Cr Banks noted that council’s committee for liaison with  Tangentyere Council has yet to have a meeting and asked “at a minimum” for the CEO to contact Tangentyere, to get those meetings to happen.
Mr Mooney will follow up.
No-one in council has yet had a briefing from government on the implementation of their seven-step plan.
Self-drive at record numbers, but there are risks


  1. Great that visitors numbers are up for this year but I worry that once to Rock climb is closed in October visitor numbers will be much lower next year and every year after.

  2. Uluru climb must remain forever, or goodbye Central Oz tourism and Alice Springs employment.

  3. More empty words from Councillor Banks.
    Why doesn’t she put her effort into getting Ilparpa footpath finished instead of putting up stupid motions which unnecessarily delayed that project?
    In fact she has stopped work continuing since March this year.
    Prior to that, the lads were doing a stirling job.
    There are no sacred sites impeding this pathway apart from the trees which have previously been reported on by AAPA to allow for the optic fibre cable along Ilparpa Road.
    Rightly, the lads have left all other corkwoods etc standing.

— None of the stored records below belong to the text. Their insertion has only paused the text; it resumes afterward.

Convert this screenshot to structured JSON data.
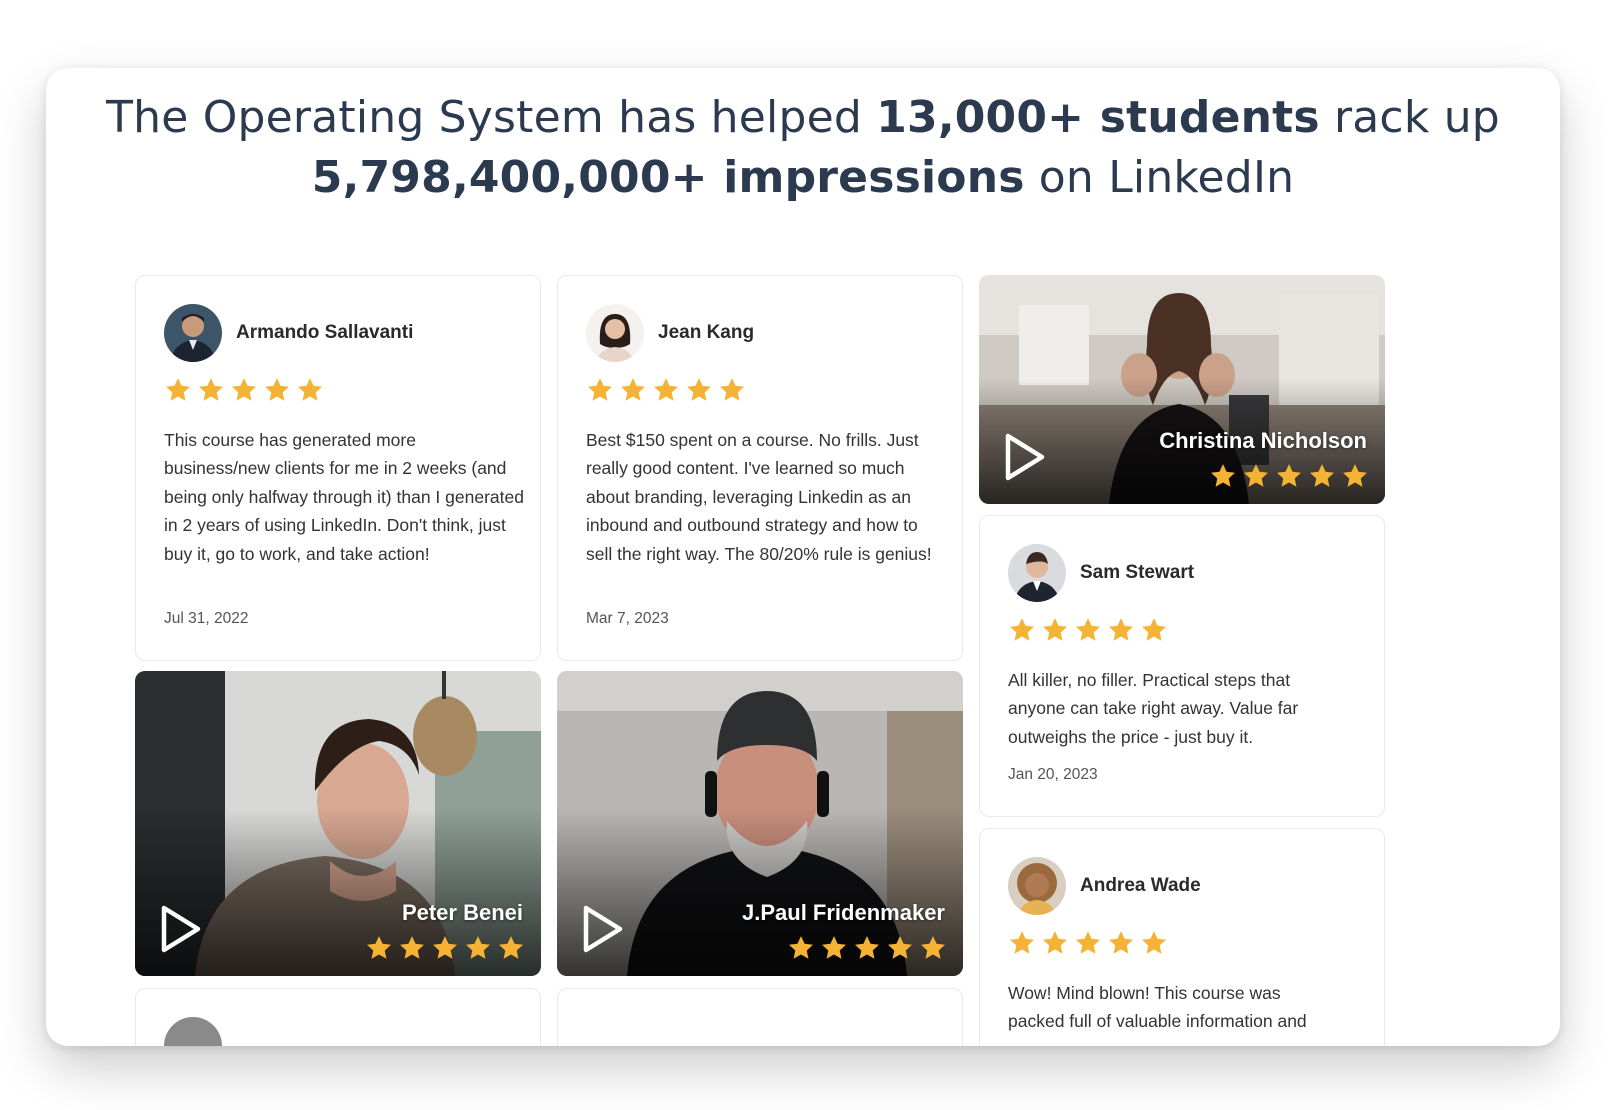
{
  "headline": {
    "line1_a": "The Operating System has helped ",
    "line1_b": "13,000+ students",
    "line1_c": " rack up",
    "line2_a": "5,798,400,000+ impressions",
    "line2_b": " on LinkedIn"
  },
  "reviews": [
    {
      "name": "Armando Sallavanti",
      "rating": 5,
      "text": "This course has generated more business/new clients for me in 2 weeks (and being only halfway through it) than I generated in 2 years of using LinkedIn. Don't think, just buy it, go to work, and take action!",
      "date": "Jul 31, 2022"
    },
    {
      "name": "Jean Kang",
      "rating": 5,
      "text": "Best $150 spent on a course. No frills. Just really good content. I've learned so much about branding, leveraging Linkedin as an inbound and outbound strategy and how to sell the right way. The 80/20% rule is genius!",
      "date": "Mar 7, 2023"
    },
    {
      "name": "Sam Stewart",
      "rating": 5,
      "text": "All killer, no filler. Practical steps that anyone can take right away. Value far outweighs the price - just buy it.",
      "date": "Jan 20, 2023"
    },
    {
      "name": "Andrea Wade",
      "rating": 5,
      "text": "Wow! Mind blown! This course was packed full of valuable information and",
      "date": ""
    }
  ],
  "videos": [
    {
      "name": "Christina Nicholson",
      "rating": 5
    },
    {
      "name": "Peter Benei",
      "rating": 5
    },
    {
      "name": "J.Paul Fridenmaker",
      "rating": 5
    }
  ],
  "colors": {
    "star": "#f5b335",
    "headline": "#2b3a4e",
    "card_border": "#e9e9ec"
  },
  "icons": [
    "star-icon",
    "play-icon"
  ]
}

No trees have been removed.
    RESOLUTION: I move that council stop bullshitting around and resume the job immediately.

  4. Cannot the people responsible for the running of the park see what a draw the climb has always been in the past?
    Well, the do gooders have got their way and the climb will be closed. But guess what.
    Not too far in the future the climb will be opened again and this time besides paying for every person to enter the park, you will be required to pay to climb.

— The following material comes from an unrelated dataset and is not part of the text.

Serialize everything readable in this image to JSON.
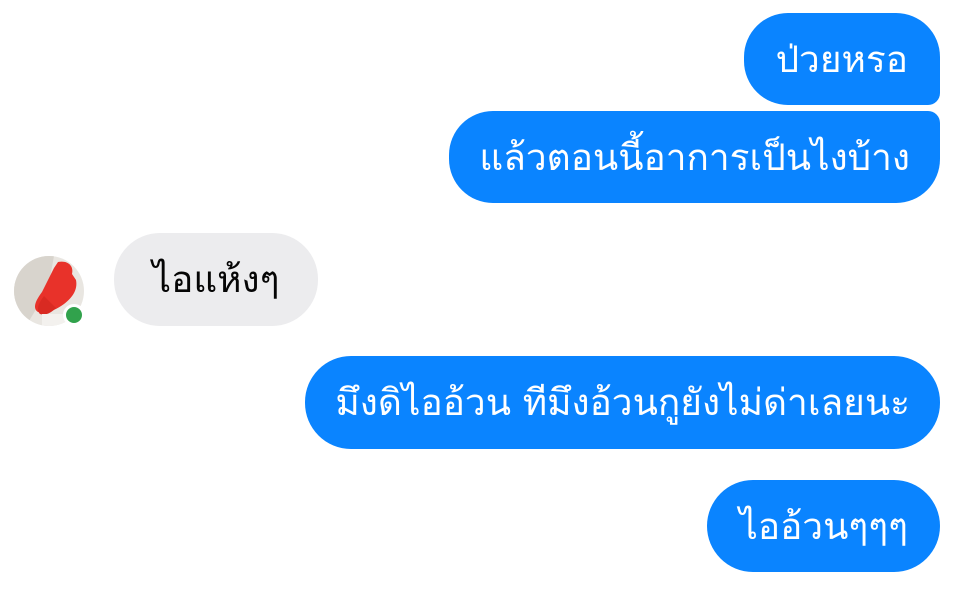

  5. Great that tourist numbers are up now. After the Rock climb closes in October then I think that tourism to the Rock will down spiral.
    Ohh … didn’t I hear the government say it was upgrading the airport there?
    Seems a bit odd since tourism there will go down. And probably flow onto Alice also.
    After all, why go here if you can’t climb the Rock? Enjoy it while we can. Tough times ahead?

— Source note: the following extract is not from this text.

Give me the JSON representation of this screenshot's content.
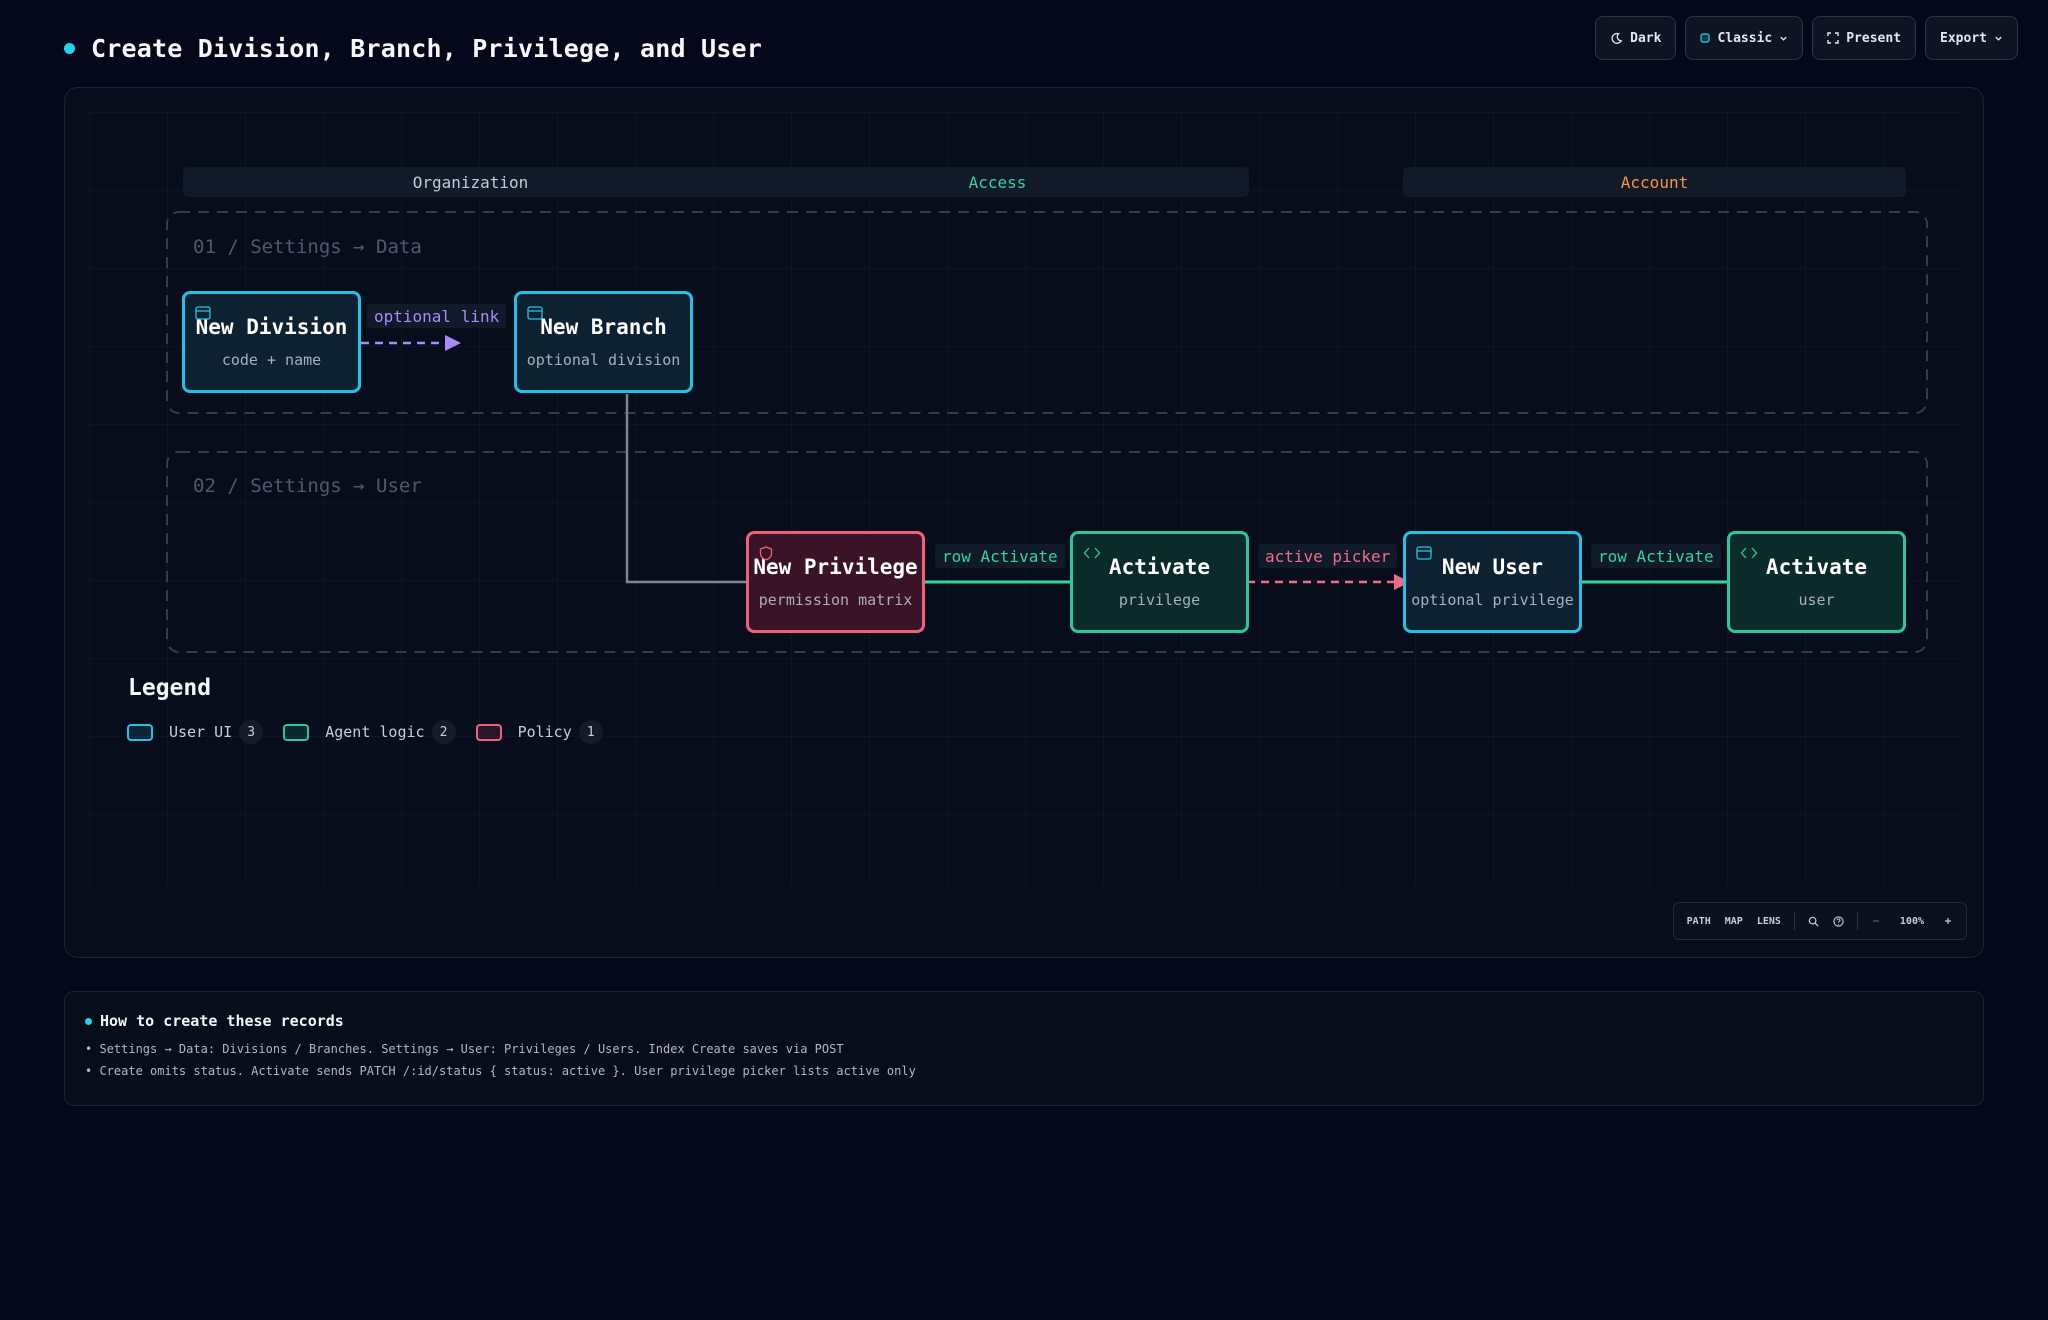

  6. Visitors from other countries come and climb all over our sacred site but just imagine if we went to their sites and did the same.
    Bondi Beach does not hold the same significance to everyone who enjoys it to the way we owners of the land regard what Uluru means to us.
    There is no comparison, plain and simple.

  7. The National Road Transport Hall of Fame holds its reunion at the end of August and generally there isn’t a room in town to be had when this is on.
    Accomodation is a huge problem for this town when these events happen.
    We need more solutions to this ongoing problem to promote the town and to cater for the influx.
    Look out for 2020 when the RTHF has its 20 year reunion!

  8. Don’t stress people.
    The Sherpas want their Himalaya back.
    Power to the people.
    Interact, forget a FiFo weekend, immerse in the real culture and meet and talk with them.
    Give something back for the experience.
    Ask yourself this: Would you run a schedule so tight that you would need to defecate in an inappropriate place during a visit to the Vatican?
    Or are you too selfish to see this?
    Over 20 years a Territorian, around two years of that at Mutijulu, and Yulara.

  9. Travelling up and down the track to Darwin and beyond, it’s not hard to pick up when facilities are over-used. The smell of sewerage tells of too many visitors in one place at the same time.
    Perhaps road houses, caravan parks and the like need to take this into account and think about updating such facilities to cope with visitor numbers.